The U.S. Court of Appeals for the District of Columbia ran rough-shod over the First Amendment when it ruled that the Justice Department has a legal right to withhold the names of nearly 1,200 people – nearly all of them Muslims – who were detained on various charges in the days following the 9/11 terrorist attacks. The decision went even further, upholding the Justice Department’s right to with hold the names of plaintiffs’ attorneys and the locations where the detainees are held.

In language that has become the hallmark of high-ranking White House officials, Attorney General John Ashcroft claimed – and the Court agreed in a decision written by Judge David Sentelle – that secrecy is necessary out of deference to national security.

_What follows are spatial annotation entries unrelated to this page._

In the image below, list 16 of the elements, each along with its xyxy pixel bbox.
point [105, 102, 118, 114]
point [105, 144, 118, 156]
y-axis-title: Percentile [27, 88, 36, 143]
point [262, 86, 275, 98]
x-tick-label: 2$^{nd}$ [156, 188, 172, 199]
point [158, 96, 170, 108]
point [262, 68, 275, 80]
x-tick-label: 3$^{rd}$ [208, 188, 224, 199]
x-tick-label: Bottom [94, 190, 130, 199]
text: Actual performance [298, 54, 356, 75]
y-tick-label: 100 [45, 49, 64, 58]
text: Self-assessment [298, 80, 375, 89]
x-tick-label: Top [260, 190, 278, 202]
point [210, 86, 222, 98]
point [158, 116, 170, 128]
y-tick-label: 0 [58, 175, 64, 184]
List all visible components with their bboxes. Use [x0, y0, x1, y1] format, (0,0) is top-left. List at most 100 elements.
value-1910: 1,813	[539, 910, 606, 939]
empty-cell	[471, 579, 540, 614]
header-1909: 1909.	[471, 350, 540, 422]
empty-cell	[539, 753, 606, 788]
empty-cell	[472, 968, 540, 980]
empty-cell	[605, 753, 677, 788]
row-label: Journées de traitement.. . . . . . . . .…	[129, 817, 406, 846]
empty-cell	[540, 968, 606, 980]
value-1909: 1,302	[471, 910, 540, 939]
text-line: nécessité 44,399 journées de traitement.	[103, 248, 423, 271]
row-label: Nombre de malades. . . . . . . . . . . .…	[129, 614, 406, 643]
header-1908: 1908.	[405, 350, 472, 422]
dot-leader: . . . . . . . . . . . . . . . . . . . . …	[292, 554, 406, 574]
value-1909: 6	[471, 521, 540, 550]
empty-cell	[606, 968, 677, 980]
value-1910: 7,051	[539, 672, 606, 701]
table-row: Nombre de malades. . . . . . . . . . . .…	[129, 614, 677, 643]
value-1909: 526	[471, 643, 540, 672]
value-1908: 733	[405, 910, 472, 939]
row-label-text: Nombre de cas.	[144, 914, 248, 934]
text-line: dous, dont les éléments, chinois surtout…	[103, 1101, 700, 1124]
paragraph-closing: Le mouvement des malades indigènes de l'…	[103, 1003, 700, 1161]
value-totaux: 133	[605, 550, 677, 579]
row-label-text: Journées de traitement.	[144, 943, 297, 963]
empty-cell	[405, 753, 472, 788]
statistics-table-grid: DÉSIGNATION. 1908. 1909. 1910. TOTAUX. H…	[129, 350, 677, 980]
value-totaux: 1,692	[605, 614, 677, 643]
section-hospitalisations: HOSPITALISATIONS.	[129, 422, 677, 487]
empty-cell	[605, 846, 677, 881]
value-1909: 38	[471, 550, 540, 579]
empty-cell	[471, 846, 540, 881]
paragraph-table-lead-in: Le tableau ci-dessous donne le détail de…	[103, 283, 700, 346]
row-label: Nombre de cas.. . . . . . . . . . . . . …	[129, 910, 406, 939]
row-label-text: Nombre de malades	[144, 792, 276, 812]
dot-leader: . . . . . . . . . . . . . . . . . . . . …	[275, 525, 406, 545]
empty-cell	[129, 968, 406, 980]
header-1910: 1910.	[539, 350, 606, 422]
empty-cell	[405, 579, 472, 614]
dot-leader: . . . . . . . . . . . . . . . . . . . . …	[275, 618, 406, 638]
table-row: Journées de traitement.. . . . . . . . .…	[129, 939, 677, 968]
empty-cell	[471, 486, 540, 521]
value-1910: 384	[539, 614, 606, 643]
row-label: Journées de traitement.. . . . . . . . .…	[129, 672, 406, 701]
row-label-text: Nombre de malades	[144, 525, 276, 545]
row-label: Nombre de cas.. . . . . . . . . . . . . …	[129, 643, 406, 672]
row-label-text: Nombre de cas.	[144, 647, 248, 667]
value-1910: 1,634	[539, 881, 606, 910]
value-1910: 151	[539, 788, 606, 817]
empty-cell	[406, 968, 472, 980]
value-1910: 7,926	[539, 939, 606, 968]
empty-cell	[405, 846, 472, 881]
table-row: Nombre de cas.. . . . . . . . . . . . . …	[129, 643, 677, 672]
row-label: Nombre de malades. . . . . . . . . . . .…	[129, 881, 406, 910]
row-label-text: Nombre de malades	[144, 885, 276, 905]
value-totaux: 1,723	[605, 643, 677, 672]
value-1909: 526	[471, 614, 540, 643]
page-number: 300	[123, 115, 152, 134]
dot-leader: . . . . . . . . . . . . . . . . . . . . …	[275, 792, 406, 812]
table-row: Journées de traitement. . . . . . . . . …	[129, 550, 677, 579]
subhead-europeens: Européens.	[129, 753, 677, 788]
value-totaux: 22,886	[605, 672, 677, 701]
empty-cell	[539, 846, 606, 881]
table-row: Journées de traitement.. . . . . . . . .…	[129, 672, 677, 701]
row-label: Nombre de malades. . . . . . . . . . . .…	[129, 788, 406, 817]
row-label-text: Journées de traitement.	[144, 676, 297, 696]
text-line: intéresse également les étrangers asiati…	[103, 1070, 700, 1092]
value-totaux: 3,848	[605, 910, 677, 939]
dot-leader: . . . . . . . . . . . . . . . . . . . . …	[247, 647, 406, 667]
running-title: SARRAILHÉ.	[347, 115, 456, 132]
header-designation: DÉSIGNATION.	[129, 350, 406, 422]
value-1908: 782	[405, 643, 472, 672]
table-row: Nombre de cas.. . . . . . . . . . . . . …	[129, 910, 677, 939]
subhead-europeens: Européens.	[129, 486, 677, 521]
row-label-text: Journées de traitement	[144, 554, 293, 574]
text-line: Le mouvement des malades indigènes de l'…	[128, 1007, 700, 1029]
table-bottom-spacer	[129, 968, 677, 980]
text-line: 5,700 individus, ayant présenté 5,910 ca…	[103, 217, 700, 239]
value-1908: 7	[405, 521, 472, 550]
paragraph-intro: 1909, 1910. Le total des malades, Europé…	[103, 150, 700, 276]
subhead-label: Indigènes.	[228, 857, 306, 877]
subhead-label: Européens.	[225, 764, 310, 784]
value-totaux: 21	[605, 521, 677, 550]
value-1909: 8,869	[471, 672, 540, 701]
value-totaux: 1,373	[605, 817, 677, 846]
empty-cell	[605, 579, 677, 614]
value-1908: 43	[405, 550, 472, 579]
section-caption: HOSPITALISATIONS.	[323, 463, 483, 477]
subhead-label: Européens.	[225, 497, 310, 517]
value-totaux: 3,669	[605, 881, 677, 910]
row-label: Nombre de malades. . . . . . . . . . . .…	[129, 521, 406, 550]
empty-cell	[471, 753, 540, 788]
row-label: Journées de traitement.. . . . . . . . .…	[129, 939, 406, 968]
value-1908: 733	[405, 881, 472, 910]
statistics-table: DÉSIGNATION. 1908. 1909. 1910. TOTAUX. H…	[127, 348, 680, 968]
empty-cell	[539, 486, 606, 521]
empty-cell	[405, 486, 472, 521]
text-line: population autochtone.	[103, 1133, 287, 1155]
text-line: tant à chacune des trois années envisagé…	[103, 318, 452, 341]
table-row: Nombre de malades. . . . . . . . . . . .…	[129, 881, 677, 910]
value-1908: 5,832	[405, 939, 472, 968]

In a stinging dissent, Judge Davi Tatel said the majority of the court was just agreeing with what he called the Bush administration’s demand to “trust us.”

The ruling, which came within days of an internal report by the Justice Department documenting the wholesale denial of the rights of detainees, is further evidence of a frontal attack on constitutional liberties by the Bush administration.

Worse yet, this decision is the latest surrender by the courts to that attack. Recent decisions have upheld the right of the Immigration and Naturalization Service to conduct immigration hearings in secret, and have denied detainees at the Guantanamo Bay concentration camp the protections of the Constitution.

The protections of the First Amendment are not limited to individual rights – to freedom of speech, the right to assemble or to join unions. It also is a guarantee of transparency – that people have a right to know what government is doing. As Judge Daman Smith wrote in another case dealing with the right to know: “Democracy dies in the dark.”

Martin Dooley, the cracker-barrel philosopher, once said the Supreme Court reads the election returns. That’s one more reason to defeat George Bush in Nov. 3, 2004.